No país do mensalão e da fabriquinha, há pessoas se oferecendo para cuidar do interesse público por cinco mil reais. Cinco por mês? Não. Por ano. Pode não ser muita gente que trabalha por tão pouco. Mas nesta época do ano, quando a Fundação O Boticário começa em Curitiba a colheita dos projetos que entrarão em sua próxima safra de patrocínio, dá de sobra para encher um relatório de 239 páginas nada menos de 257 propostas quase sempre baratas, para poupar ao Brasil novos recordes de desperdício ambiental.
Candidatar-se, em si, já é uma prova de esforço, se não for uma temeridade. Implica antes de mais nada preencher um formulário cravejado de quesitos técnicos. Apresentar um plano de ação exeqüível. Conseguir o endosso de instituições respeitáveis que ponham a mão no fogo por sua capacidade de cumprir o que promete. Mostrar que a utopia cabe na previsão de custos. E entregar a papelada toda no prazo, o que nem todo mundo consegue.
Feito isso, começa o aperto. Os projetos são espremidos pelo olho clínico de especialistas na matéria, seja qual for a matéria. Para isso a fundação conta com 100 voluntários, fazendo sem cobrar, como consultores, os pareceres que recomendam ou aprovam cada proposta. Dessa primeira peneiragem volta uma fração dos candidatos. Em geral, pouco mais de dez por cento. Os outros ganham experiência, o que não é pouco. Serve para tentar outra vez com a pontaria corrigida. E quem tenta até acertar acaba tendo na retaguarda uma discreta torcida.
Para os que escaparam, o pior vem no fim. Os projetos caem nas mãos de um conselho, também de voluntários, que duas vezes por ano se reúne só para isso. Nessa última instância, não basta fazer justiça às propostas. É preciso garantir ao mesmo tempo um mínimo de equanimidade à natureza. Afinal, é para isso que existe a fundação. O conselho só fecha o pacote depois de pesar se nele há Mata Atlântica demais e Amazônia de menos. Ou vice-versa. Se ninguém esqueceu a Caatinga ou o Cerrado. Se tem verba para cuidar da fauna marinha ou dos problemas urbanos. Nessa hora vale tudo, menos o que está ficando cada vez mais banal na vida pública brasileira. Ali jamais se ouviu falar que o patrocinador ou mesmo os técnicos da casa tivessem um favorito oculto na manga.
Talvez porque o dinheiro do programa não é elástico, como costuma ser o de Brasília. Em seus 15 anos de existência, a Fundação O Boticário investiu nesse programa de incentivo à conservação o equivalente a US$ 5 milhões. Com eles bancou até agora mais de 900 iniciativas concretas, que talvez não tivessem existido sem seu apoio. Naquela mesa, um pedido de R$ 60 mil – ou seja, a bagatela de dois deputados mensais, só de indenização por votarem com o governo – deixa os conselheiros meio embatucados. Projeto de R$ 30 mil soa caro. De R$ 15 mil sempre merece uma releitura, para ver se não é caso de pedir desconto. Ali por mil reais se discute.

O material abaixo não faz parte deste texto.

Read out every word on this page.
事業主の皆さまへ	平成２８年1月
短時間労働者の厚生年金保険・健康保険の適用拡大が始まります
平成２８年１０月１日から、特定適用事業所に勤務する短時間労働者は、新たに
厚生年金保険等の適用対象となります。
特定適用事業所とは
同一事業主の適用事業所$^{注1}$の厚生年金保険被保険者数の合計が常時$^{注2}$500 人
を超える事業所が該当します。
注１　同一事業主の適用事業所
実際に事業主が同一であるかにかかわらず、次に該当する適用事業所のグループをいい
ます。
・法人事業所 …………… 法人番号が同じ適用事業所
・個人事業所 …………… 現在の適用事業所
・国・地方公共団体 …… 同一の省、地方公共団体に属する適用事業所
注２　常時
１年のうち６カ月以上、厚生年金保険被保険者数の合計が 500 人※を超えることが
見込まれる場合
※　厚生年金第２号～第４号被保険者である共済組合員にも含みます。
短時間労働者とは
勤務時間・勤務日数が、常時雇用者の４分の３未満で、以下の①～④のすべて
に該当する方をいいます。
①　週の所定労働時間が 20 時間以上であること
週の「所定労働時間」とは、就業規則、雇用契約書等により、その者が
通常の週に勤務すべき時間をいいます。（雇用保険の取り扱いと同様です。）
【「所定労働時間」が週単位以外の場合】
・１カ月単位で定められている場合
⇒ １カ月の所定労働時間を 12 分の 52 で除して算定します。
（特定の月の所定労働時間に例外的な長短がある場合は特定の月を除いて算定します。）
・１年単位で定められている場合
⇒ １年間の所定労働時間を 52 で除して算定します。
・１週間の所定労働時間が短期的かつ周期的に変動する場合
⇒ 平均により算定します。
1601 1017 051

Dito assim, parece avareza. Mas foi esse dinheiro que, em uma década e meia de doações meticulosas, mudou radicalmente a vida de bichos, plantas, biólogos, botânicos e, sobretudo, de incontáveis brasileiros que nem sabem que ele existe. Por exemplo, os que visitam Bonito, no Mato Grosso do Sul, uma paisagem que corria o risco de acabar antes que, seis anos atrás, a Fundação O Boticário aprovasse um projeto chamado Formoso Vivo.